If that doesn’t happen, said Carroll, a public safety crisis could result. “This department has been working with good skill and a lot of luck. We’re tasked with a lot to do for this community and these guys show up every day and do it with no questions asked,” he said. “They’re here tonight because they know it’s their safety and the public’s safety at hand.”

The department—headed by Fire Chief William F. Laliberty—aims to respond to 90 percent of calls within four minutes, but the staffing crunch Carroll spoke about prohibits that in some areas of the city.

To bolster his argument, Carroll noted that Haverhill’s staffing levels greatly lag behind other communities. Haverhill has only one firefighter per 700 residents, well behind any other city in the state.

Ideally, the Haverhill Fire Department would have six engines, two ladder trucks and one rescue truck minimum to adequately serve a city with a population Haverhill’s size, Carroll said. He also hopes to hire four additional firefighters. Three are currently working their way through the state firefighting academy, he said.
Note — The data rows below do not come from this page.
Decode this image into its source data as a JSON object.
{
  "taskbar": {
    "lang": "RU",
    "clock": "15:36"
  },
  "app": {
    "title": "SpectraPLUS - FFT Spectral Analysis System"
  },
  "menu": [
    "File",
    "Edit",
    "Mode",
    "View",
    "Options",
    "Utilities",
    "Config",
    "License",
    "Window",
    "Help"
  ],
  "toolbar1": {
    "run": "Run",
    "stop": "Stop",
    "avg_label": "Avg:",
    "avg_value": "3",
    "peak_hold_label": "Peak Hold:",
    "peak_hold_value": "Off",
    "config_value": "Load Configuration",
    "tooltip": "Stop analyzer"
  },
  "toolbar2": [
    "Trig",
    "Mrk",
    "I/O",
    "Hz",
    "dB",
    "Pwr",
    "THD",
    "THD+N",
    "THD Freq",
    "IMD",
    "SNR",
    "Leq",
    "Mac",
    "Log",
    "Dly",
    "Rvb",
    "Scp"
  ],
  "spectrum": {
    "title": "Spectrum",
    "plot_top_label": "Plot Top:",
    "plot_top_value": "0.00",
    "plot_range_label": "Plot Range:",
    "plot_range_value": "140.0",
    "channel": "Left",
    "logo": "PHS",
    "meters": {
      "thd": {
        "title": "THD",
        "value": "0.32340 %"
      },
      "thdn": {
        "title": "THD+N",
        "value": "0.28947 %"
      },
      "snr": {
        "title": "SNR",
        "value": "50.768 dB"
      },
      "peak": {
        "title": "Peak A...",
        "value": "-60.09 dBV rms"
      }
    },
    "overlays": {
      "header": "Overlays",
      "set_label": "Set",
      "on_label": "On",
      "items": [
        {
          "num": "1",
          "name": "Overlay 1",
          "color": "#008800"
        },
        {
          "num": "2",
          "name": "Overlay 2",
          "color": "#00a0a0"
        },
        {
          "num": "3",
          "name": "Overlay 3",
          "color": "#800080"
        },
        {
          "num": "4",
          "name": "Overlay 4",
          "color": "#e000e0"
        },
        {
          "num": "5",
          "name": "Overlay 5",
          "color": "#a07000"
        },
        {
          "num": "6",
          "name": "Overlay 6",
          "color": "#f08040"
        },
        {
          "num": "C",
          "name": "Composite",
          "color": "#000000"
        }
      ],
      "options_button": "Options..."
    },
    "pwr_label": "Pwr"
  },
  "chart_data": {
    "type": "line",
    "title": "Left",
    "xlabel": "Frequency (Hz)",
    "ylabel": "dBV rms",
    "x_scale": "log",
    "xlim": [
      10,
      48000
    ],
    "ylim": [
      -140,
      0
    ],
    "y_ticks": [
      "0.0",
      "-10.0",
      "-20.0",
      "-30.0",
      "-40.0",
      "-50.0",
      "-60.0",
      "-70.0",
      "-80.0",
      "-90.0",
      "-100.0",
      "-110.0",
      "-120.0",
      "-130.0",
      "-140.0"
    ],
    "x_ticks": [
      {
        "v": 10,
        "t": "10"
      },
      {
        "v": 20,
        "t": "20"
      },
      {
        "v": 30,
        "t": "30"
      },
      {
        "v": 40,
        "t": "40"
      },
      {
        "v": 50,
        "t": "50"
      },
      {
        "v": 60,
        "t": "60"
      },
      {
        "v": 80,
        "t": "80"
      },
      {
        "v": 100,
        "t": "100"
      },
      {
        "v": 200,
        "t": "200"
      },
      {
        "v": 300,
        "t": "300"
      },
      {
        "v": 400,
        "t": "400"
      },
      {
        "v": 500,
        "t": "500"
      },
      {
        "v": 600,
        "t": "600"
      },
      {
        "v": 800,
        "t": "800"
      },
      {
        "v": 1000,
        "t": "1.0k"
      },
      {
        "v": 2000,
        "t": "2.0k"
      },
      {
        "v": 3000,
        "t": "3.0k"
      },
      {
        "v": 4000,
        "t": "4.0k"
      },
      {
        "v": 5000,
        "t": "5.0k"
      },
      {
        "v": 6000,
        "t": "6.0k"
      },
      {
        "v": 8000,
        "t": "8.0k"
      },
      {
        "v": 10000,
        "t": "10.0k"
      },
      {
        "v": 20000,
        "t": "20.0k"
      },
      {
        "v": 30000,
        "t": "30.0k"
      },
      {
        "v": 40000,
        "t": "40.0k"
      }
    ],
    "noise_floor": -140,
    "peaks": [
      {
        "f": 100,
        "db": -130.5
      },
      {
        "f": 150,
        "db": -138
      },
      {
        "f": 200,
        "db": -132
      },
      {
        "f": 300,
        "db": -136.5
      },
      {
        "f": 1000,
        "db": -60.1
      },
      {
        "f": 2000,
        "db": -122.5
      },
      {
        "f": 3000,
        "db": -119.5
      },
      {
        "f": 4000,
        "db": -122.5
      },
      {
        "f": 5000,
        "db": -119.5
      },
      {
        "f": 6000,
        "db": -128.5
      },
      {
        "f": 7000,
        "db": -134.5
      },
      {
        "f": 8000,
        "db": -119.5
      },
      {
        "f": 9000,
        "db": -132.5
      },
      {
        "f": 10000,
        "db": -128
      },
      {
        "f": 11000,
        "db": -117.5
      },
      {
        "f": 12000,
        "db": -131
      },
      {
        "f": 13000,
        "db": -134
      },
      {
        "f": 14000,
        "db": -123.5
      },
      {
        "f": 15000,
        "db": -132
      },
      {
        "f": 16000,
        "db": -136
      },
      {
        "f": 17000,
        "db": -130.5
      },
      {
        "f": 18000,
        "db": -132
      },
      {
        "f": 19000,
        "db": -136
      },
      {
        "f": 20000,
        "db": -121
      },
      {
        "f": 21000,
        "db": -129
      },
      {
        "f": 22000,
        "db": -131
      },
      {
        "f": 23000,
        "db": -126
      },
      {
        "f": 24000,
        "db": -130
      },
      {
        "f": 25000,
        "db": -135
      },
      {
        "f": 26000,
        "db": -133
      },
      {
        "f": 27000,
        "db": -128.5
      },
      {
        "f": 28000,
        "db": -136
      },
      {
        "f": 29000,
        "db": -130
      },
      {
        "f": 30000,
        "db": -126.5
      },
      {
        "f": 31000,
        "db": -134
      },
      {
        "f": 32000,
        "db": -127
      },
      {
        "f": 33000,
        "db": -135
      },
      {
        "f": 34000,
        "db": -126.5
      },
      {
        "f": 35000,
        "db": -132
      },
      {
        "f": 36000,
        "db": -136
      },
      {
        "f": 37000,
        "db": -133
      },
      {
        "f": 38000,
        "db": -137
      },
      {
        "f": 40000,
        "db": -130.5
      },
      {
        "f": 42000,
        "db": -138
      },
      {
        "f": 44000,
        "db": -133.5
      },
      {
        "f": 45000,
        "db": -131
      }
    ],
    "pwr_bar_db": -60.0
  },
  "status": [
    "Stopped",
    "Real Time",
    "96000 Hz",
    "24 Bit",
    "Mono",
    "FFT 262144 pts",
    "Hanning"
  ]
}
On a motion by Councilor Melinda E. Barrett, the council voted to send the proposed plan to the Public Safety Committee for further review.

The Council was sympathetic to the plight of Carroll and his brother firefighters, reasoning that while they support the department’s effort to man up, it is Fiorentini who can ultimately make staffing decisions.

Carroll didn’t mince words when pleading with the city’s top leader: “It’s time that the Mayor steps up,” he said.